A chimney starter is nothing more than a sheet-metal cylinder, open at both ends, with ventilation holes around the lower end, a grate located inside the flue several inches from the bottom, and a handle. To use it, set it in the middle of the grill bottom, fill the bottom section with crumpled newspaper, and then fill the top with charcoal and light the newspaper. The flames will sweep up through the chimney, igniting the charcoal. When the charcoal is red hot, which should take about five minutes, dump it out and put as much additional charcoal as you want on top of or around it. That's all there is to it—and it works every time.

But there are also other good fire-starting options. Despite its bad reputation as a source of chemical fumes, for example, lighter fluid is a perfectly fine choice. If you wait until the coals are all lit before you start cooking (which you should do in any case), all the fluid will have burned off long before you put any food over the fire, so its taste won't be affected.

Another acceptable tool is the electric coil starter, which is nothing but a thick, oval electrical coil with a plastic handle. Put it right on the fire grate, mound charcoal over it, and plug it into a grounded outlet. The coil will soon become red hot, igniting the charcoal it’s touching. At this point, unplug the starter and remove it; the hot coals will ignite the others. After you take the starter out of the coals, set it aside on a fireproof surface to cool, making very sure it is out of reach of children.

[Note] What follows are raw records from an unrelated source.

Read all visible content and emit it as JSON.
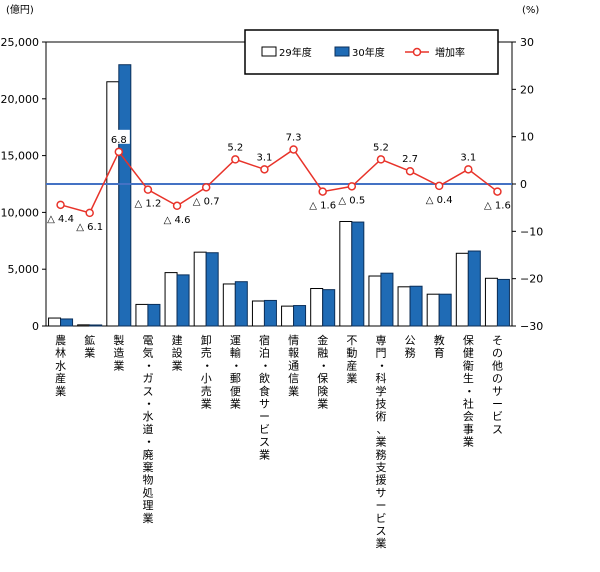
{
  "chart_data": {
    "type": "bar",
    "title": "",
    "left_axis_unit": "(億円)",
    "right_axis_unit": "(%)",
    "ylim": [
      0,
      25000
    ],
    "y2lim": [
      -30,
      30
    ],
    "yticks": [
      "0",
      "5,000",
      "10,000",
      "15,000",
      "20,000",
      "25,000"
    ],
    "y2ticks": [
      "−30",
      "−20",
      "−10",
      "0",
      "10",
      "20",
      "30"
    ],
    "categories": [
      "農林水産業",
      "鉱業",
      "製造業",
      "電気・ガス・水道・廃棄物処理業",
      "建設業",
      "卸売・小売業",
      "運輸・郵便業",
      "宿泊・飲食サービス業",
      "情報通信業",
      "金融・保険業",
      "不動産業",
      "専門・科学技術、業務支援サービス業",
      "公務",
      "教育",
      "保健衛生・社会事業",
      "その他のサービス"
    ],
    "series": [
      {
        "name": "29年度",
        "values": [
          700,
          100,
          21500,
          1900,
          4700,
          6500,
          3700,
          2200,
          1750,
          3300,
          9200,
          4400,
          3450,
          2800,
          6400,
          4200
        ]
      },
      {
        "name": "30年度",
        "values": [
          620,
          90,
          23000,
          1900,
          4500,
          6450,
          3900,
          2250,
          1800,
          3200,
          9150,
          4650,
          3500,
          2800,
          6600,
          4100
        ]
      }
    ],
    "rate_series": {
      "name": "増加率",
      "values": [
        -4.4,
        -6.1,
        6.8,
        -1.2,
        -4.6,
        -0.7,
        5.2,
        3.1,
        7.3,
        -1.6,
        -0.5,
        5.2,
        2.7,
        -0.4,
        3.1,
        -1.6
      ],
      "labels": [
        "△ 4.4",
        "△ 6.1",
        "6.8",
        "△ 1.2",
        "△ 4.6",
        "△ 0.7",
        "5.2",
        "3.1",
        "7.3",
        "△ 1.6",
        "△ 0.5",
        "5.2",
        "2.7",
        "△ 0.4",
        "3.1",
        "△ 1.6"
      ]
    },
    "legend": {
      "placement": "top-right",
      "labels": [
        "29年度",
        "30年度",
        "増加率"
      ]
    },
    "grid": false
  },
  "colors": {
    "series_29": "#ffffff",
    "series_30": "#1f6bb5",
    "rate_line": "#e8332a",
    "zero_line": "#4472c4",
    "axis": "#000000"
  }
}
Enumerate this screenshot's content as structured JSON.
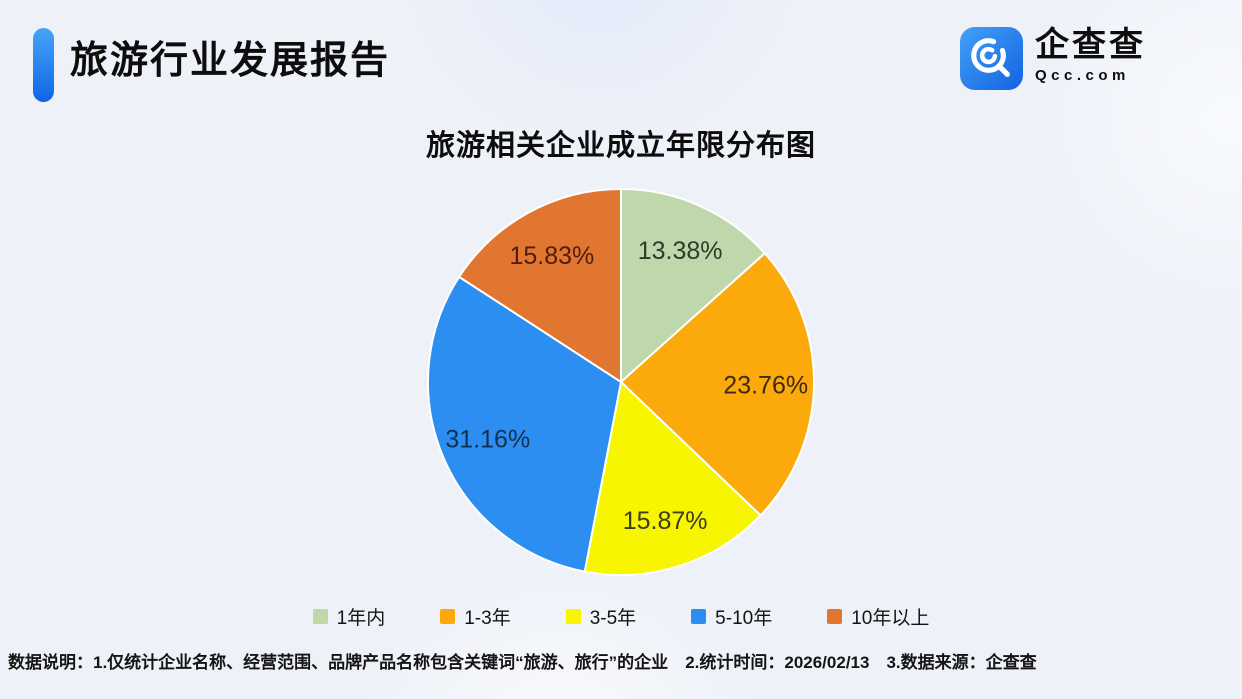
{
  "header": {
    "title": "旅游行业发展报告",
    "accent_color": "#1d7bf0"
  },
  "logo": {
    "brand": "企查查",
    "domain": "Qcc.com",
    "icon": "qcc-magnifier-q-icon",
    "icon_gradient": [
      "#41a1f6",
      "#1463e3"
    ]
  },
  "chart_data": {
    "type": "pie",
    "title": "旅游相关企业成立年限分布图",
    "categories": [
      "1年内",
      "1-3年",
      "3-5年",
      "5-10年",
      "10年以上"
    ],
    "values": [
      13.38,
      23.76,
      15.87,
      31.16,
      15.83
    ],
    "labels": [
      "13.38%",
      "23.76%",
      "15.87%",
      "31.16%",
      "15.83%"
    ],
    "unit": "%",
    "colors": [
      "#bed7ab",
      "#fba90b",
      "#f8f500",
      "#2c8ef0",
      "#e0762f"
    ],
    "label_colors": [
      "#2c3c2c",
      "#3d2a10",
      "#3c3c16",
      "#14304e",
      "#521c0e"
    ],
    "slice_border_color": "#ffffff",
    "start_angle": "top",
    "direction": "clockwise",
    "legend_position": "bottom"
  },
  "footer": {
    "label": "数据说明：",
    "note1": "1.仅统计企业名称、经营范围、品牌产品名称包含关键词“旅游、旅行”的企业",
    "note2": "2.统计时间：2026/02/13",
    "note3": "3.数据来源：企查查"
  }
}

Whichever fire starter you choose, the process will be easier if you remember that you don’t have to ignite all the charcoal. Just get a couple of pieces glowing and they will in turn light all the rest. It really doesn’t take that long.

LAYING THE FIRE

However you light your fire, it’s vital to make it a multilevel one. In fact, this is probably the single most valuable tip we can give to fellow grillers. What it means is that, when you build your fire, you should always leave about one quarter of the grill free of charcoal and bank the charcoal in the remaining three quarters of the grill, so that the coals are about three times as high on one side as on the other. Setting up the coals this way is important because if your food begins to burn on the outside before it’s done on the inside, or if there are flare-ups, you can move it to the cooler portion of the fire or even to the area with no fire at all. This arrangement also provides varying levels of heat in the same fire if you want to, for instance, grill a steak over a very hot fire and asparagus over a medium fire at the same time.

CHECKING THE FIRE TEMPERATURE

One of the biggest misconceptions among novice grillers is the assumption that all food should be cooked over the same temperature fire. But if you cook a steak over a low fire, for example, you won’t get that strong surface char, and if you put a delicate fish fillet over a very hot fire, it’s going to be incinerated on the outside before it’s done on the inside. So always check your fire temperature before you start to cook. To do so, allow the flames to build up and subside. Then, when the coals are uniformly gray, put your hand about five inches above the grill grid, palm side down. If you can hold it there for five to six seconds, you have a low fire; three to four seconds is within the medium range; and one to two seconds means you have a hot fire.

COVERING THE FIRE

The covered grill is a marvelous invention because it allows you to smoke-roast, barbecue, and even cold-smoke in your backyard. But too many grillers overuse the cover. Here’s our basic rule: Don’t use the cover when the food that you are cooking is directly over the coals; it gives the food an “off” flavor, which we believe comes from the fat that drips directly onto the coals, vaporizes, and is trapped inside the cover. Many sources of grilling advice say that you should use the cover to douse a flare-up. Don’t. Instead, if you have built a multilevel fire as described above, you can simply move the food away from the coals until the flare-up has died down.